Source: Theology That Sticks
February 11, 2016
Like all divorces, this one is going to be messy. The complainant files papers saying she’s trapped in a loveless marriage. There’s neglect and even some abuse. What’s more she wants full custody of the kid and certain rights and privileges to the house and the bank accounts—none of which would exist if the plaintiff hadn’t built them in the first place.
Oh, I forgot. You’re the judge in this case. What do you do? It’s an important question because this is roughly where Christians sit today as people try divorcing Jesus from religion.
The complainant is the solitary Christian, burned out and disenchanted with religion, which the Christian accuses of abandonment and worse. This Christian wants total custody of Jesus, no strings attached, and rights to handle marital assets like doctrine, scripture, and the sacraments any way desired.

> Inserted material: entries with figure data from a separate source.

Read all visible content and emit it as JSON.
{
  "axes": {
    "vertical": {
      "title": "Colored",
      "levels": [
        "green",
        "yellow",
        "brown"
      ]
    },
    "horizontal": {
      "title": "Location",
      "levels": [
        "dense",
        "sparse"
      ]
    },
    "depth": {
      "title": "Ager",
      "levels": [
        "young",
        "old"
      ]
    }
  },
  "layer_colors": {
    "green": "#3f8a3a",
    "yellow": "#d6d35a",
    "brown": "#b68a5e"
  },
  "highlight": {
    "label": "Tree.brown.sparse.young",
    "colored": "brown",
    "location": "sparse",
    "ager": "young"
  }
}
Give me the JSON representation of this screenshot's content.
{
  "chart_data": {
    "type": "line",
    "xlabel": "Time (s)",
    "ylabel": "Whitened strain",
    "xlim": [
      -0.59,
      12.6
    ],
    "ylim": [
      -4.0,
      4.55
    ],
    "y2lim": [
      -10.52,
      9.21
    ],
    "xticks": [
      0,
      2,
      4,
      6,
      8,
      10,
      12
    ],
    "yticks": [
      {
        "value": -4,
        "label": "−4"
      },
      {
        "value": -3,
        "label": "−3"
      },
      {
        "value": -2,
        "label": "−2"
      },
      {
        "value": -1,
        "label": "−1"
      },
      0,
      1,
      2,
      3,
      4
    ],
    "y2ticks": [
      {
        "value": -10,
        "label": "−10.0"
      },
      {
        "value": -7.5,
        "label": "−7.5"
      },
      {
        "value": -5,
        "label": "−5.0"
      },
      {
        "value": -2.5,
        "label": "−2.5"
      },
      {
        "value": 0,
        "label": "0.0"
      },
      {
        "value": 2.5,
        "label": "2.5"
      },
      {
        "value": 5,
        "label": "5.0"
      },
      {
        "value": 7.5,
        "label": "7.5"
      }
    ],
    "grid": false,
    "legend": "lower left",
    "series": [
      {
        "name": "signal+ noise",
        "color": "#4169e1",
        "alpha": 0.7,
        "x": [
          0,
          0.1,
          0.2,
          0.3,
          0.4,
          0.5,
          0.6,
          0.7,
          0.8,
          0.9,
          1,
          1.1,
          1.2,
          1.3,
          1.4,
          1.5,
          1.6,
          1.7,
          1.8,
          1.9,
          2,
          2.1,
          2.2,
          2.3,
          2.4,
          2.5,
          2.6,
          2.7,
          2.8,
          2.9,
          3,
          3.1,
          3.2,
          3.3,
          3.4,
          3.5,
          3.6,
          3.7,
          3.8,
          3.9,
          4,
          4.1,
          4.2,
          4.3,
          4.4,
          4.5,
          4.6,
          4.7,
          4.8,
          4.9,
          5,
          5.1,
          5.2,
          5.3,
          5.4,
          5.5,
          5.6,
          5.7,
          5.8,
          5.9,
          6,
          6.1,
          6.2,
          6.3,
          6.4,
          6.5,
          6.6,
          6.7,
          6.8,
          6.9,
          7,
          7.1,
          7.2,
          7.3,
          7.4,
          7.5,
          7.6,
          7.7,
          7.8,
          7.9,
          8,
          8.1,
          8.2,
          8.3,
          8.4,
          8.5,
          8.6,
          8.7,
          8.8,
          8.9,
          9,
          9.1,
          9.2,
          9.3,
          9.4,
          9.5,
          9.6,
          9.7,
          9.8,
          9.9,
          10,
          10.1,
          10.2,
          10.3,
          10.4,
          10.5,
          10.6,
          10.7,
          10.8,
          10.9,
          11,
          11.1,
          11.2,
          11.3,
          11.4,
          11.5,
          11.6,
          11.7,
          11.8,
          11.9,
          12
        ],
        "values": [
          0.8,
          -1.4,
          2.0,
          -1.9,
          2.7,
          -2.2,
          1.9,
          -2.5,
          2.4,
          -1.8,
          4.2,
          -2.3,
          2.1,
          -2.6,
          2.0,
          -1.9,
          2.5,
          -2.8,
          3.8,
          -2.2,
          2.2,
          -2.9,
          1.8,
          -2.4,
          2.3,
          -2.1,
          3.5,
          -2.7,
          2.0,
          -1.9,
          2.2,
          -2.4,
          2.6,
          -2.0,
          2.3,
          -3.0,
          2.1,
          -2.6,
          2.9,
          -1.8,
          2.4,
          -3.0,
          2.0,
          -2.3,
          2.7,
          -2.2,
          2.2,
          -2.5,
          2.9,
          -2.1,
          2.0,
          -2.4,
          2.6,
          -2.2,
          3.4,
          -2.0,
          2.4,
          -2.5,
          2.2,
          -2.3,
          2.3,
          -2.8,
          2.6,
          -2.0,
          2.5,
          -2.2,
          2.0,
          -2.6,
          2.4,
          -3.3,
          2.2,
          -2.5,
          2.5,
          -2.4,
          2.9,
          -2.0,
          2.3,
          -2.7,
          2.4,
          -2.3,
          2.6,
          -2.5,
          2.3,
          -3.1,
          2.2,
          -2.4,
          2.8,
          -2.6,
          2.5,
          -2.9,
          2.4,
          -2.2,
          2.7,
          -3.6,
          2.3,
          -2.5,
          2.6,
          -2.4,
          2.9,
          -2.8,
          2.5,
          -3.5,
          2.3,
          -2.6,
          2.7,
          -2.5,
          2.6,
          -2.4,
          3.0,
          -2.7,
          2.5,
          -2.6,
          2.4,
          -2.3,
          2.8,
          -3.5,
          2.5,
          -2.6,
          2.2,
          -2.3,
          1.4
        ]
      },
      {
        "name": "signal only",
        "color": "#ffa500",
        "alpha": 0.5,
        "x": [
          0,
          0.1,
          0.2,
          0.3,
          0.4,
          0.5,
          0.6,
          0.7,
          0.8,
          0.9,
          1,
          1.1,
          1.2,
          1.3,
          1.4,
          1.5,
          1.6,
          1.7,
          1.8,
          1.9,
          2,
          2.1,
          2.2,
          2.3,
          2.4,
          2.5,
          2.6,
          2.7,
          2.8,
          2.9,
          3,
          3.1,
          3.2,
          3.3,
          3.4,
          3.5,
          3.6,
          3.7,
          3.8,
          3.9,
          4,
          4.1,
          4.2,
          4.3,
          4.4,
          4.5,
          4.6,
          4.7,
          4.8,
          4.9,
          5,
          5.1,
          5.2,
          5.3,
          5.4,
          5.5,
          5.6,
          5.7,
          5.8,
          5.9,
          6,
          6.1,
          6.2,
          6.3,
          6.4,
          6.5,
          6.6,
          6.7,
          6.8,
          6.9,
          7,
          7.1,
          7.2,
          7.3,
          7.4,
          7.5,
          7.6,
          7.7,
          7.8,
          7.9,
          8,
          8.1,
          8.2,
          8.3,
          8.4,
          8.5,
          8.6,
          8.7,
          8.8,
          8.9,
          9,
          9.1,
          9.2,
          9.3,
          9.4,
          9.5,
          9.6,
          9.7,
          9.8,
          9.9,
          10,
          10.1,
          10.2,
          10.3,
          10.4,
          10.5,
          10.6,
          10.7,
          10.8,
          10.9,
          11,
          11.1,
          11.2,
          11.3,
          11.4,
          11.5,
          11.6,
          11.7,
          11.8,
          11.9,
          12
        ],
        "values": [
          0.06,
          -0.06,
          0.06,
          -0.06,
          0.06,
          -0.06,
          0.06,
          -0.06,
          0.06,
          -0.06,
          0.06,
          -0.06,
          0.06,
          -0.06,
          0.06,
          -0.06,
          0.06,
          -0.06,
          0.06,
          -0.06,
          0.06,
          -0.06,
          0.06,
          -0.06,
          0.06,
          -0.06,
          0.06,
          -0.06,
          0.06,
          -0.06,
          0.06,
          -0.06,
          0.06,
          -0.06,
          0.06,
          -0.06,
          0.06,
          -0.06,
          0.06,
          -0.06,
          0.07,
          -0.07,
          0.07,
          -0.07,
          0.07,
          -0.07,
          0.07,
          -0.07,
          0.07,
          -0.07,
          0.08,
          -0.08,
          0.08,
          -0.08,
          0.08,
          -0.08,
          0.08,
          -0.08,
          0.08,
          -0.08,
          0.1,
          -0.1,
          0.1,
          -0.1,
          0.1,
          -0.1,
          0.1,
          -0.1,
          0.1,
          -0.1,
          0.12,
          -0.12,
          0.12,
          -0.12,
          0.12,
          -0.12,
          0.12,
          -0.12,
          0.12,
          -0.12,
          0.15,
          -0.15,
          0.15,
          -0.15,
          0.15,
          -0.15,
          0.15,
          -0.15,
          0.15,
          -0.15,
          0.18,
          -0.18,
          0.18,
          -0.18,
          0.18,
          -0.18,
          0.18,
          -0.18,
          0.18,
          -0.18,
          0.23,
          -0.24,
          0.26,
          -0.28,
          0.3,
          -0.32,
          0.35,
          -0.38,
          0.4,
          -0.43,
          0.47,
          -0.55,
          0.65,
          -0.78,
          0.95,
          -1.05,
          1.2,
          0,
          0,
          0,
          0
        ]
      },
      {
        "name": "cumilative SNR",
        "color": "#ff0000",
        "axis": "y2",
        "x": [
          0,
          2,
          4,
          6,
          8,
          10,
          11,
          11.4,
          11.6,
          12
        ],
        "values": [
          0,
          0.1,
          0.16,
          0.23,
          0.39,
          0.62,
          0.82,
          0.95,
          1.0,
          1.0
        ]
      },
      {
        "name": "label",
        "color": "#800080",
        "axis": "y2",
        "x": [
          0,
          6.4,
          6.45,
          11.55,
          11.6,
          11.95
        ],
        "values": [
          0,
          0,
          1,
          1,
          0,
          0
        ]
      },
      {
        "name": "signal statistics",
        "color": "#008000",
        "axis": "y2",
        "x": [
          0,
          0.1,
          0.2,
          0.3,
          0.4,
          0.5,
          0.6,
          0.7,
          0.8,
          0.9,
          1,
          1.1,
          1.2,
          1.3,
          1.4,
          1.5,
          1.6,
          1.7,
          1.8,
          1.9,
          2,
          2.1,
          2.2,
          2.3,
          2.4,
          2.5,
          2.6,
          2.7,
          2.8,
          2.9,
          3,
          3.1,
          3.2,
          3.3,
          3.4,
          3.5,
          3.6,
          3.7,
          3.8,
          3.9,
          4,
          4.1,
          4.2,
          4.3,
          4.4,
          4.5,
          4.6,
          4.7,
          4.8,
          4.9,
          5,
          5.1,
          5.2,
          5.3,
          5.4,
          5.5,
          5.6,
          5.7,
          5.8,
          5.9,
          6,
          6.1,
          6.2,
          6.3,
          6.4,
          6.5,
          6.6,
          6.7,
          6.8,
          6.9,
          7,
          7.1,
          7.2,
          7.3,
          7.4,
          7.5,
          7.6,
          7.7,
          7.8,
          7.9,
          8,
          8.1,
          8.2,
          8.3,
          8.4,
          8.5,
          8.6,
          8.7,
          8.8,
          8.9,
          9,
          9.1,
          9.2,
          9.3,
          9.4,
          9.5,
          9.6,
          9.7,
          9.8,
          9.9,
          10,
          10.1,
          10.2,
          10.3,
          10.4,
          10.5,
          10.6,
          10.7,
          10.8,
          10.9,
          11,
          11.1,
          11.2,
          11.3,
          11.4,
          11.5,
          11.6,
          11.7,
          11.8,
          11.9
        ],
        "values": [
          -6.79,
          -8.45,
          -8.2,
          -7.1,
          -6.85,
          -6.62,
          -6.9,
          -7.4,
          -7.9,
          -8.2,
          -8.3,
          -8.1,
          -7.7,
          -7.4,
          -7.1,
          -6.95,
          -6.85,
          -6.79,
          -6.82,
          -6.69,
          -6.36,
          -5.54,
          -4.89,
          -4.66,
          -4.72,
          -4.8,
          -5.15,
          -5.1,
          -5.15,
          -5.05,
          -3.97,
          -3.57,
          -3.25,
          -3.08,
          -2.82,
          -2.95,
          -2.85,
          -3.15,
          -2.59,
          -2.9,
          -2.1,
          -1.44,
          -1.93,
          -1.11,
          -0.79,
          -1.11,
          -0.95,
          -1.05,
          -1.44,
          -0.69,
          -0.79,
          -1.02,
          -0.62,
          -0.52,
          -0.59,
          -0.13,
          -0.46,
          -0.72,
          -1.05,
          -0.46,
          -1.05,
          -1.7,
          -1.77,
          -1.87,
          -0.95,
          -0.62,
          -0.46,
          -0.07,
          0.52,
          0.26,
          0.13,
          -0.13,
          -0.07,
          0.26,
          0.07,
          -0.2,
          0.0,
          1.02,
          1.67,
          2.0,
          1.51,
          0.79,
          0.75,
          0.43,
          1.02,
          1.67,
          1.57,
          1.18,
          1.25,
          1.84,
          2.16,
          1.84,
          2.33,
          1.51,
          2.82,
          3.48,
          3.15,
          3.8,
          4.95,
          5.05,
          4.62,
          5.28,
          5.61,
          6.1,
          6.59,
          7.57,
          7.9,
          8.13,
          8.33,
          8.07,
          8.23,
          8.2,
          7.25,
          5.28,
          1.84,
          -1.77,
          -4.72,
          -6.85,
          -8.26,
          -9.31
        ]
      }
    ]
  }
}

But this is where it gets messy. Divorcing Jesus from religion is harder than it looks.
What Jesus and the apostles did
It’s hard to see Jesus as an enemy of, or even disinterested in, religion when He taught doctrines, interpreted scripture, instructed His disciples to pray, appointed leaders within His movement, instituted ritual sacraments like communion and baptism, allowed his followers to call Him rabbi (“teacher”), and said things His followers wrote down and revered as scripture. Sounds pretty religious to me.
Alright, what if we only go that far? What if we allow that Jesus embodied and taught something we might begrudgingly call religion. Shouldn’t we be able to separate that from “institutional” religion? Maybe we need to amend the complaint and divorce Jesus from the Church. Yeah, I’m afraid that’s just as messy.
After Jesus’ death and resurrection, His apostles assumed control of what exactly? The New Testament writings assume an institutional Church. The apostles and others in leadership clearly exercise authority. Look the courtroom-like setting of the story of Ananias and Sapphira.
Or look at the Jerusalem council and the presidential role played by Jesus’ own brother, James the Just (see Acts 15). As bishop over the city, his determination regarding how the faith should be practiced was considered binding.
Paul and Peter and the other apostles carried this model wherever they established the Church—appointing bishops, empowering elders (presbyters), writing that Christians in their community should submit themselves to their authority: “Remember your leaders, those who spoke to you the word of God ... Obey your leaders and submit to them; for they are keeping watch over your souls” (Heb 13.7, 17).
We get some pictures of this in action: If the body at Corinth had no institutional authority, for one example, Paul’s direction to excommunicate one of its members (and later direction to restore him) would make no sense.
Let no one put asunder
None of this is to say that religion cannot be distorted or that its leaders cannot abuse adherents. Happens all the time. In the face of distorted and abusive expressions of religion, it’s tempting to think that we can simply separate Jesus from that mess and have Him all to ourselves. But it doesn’t and cannot work that way.
You can’t divorce Jesus from the Church and keep the New Testament because the New Testament becomes a mess of self-contradiction if it doesn’t pertain to a religion that has an institutional expression.
The Church is mixed body, wheat and tares till the end. But the reality of our sinfulness doesn’t preclude obedience and submission as we grow; it’s part of our growth. Extreme circumstances might necessitate disengagement, but they don’t justify abandoning the relationship—even the concept of that relationship—altogether. That’s something worth standing and fighting for.
Divorcing Jesus from religion tears the whole thing apart. No one will walk out of the courtroom the winner.